Dynamic Wetting on a Thin Film of Soluble Polymer: Effects of Nonlinearities in the Sorption Isotherm

The wetting dynamics of a solvent on a soluble substrate interestingly results from the rates of the solvent transfers into the substrate. When a supported film of a hydrosoluble polymer with thickness e is wet by a spreading droplet of water with instantaneous velocity U, the contact angle is measured to be inversely proportionate to the product of thickness and velocity, eU, over two decades. As for many hydrosoluble polymers, the polymer we used (a polysaccharide) has a strongly nonlinear sorption isotherm phi(a(w)), where phi is the volume fraction of water in the polymer and a(w) is the activity of water. For the first time, this nonlinearity is accounted for in the dynamics of water uptake by the substrate. Indeed, by measuring the water content in the polymer around the droplet phi at distances as small as 5 mu m, we find that the hydration profile exhibits (i) a strongly distorted shape that results directly from the nonlinearities of the sorption isotherm and (ii) a cutoff length xi below which the water content in the substrate varies very slowly.

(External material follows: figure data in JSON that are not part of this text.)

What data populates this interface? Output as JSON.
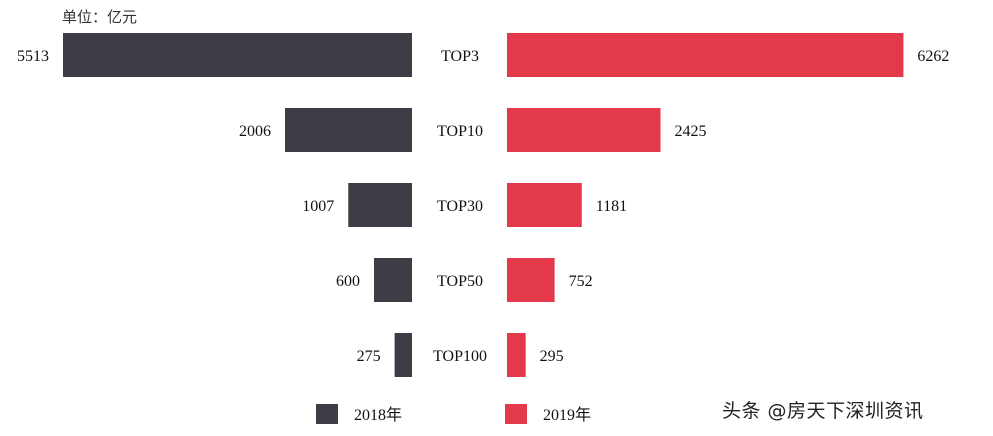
{
  "unit_label": "单位：亿元",
  "watermark": "头条 @房天下深圳资讯",
  "chart_data": {
    "type": "bar",
    "orientation": "horizontal-butterfly",
    "categories": [
      "TOP3",
      "TOP10",
      "TOP30",
      "TOP50",
      "TOP100"
    ],
    "series": [
      {
        "name": "2018年",
        "values": [
          5513,
          2006,
          1007,
          600,
          275
        ],
        "color": "#3c3d45",
        "side": "left"
      },
      {
        "name": "2019年",
        "values": [
          6262,
          2425,
          1181,
          752,
          295
        ],
        "color": "#e3394b",
        "side": "right"
      }
    ],
    "unit": "亿元",
    "legend_position": "bottom",
    "grid": false
  }
}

The nonlinearities in the sorption isotherm and the hydration at small distances from the line were not accounted for by Tay et al., Soft Matter 2011, 7, 6953. Here, we develop a comprehensive description of the hydration of the substrate ahead of the contact line that encompasses the two water transfers at stake: (i) the evaporation condensation process by which water transfers into the substrate through the atmosphere by the condensation of the vapor phase, which is fed by the evaporation from the droplet itself, and (ii) the diffusion of liquid water along the polymer film. We find that the eU rescaling of the contact angle arises from the evaporation condensation process at small distances. We demonstrate why it is not modified by the second process.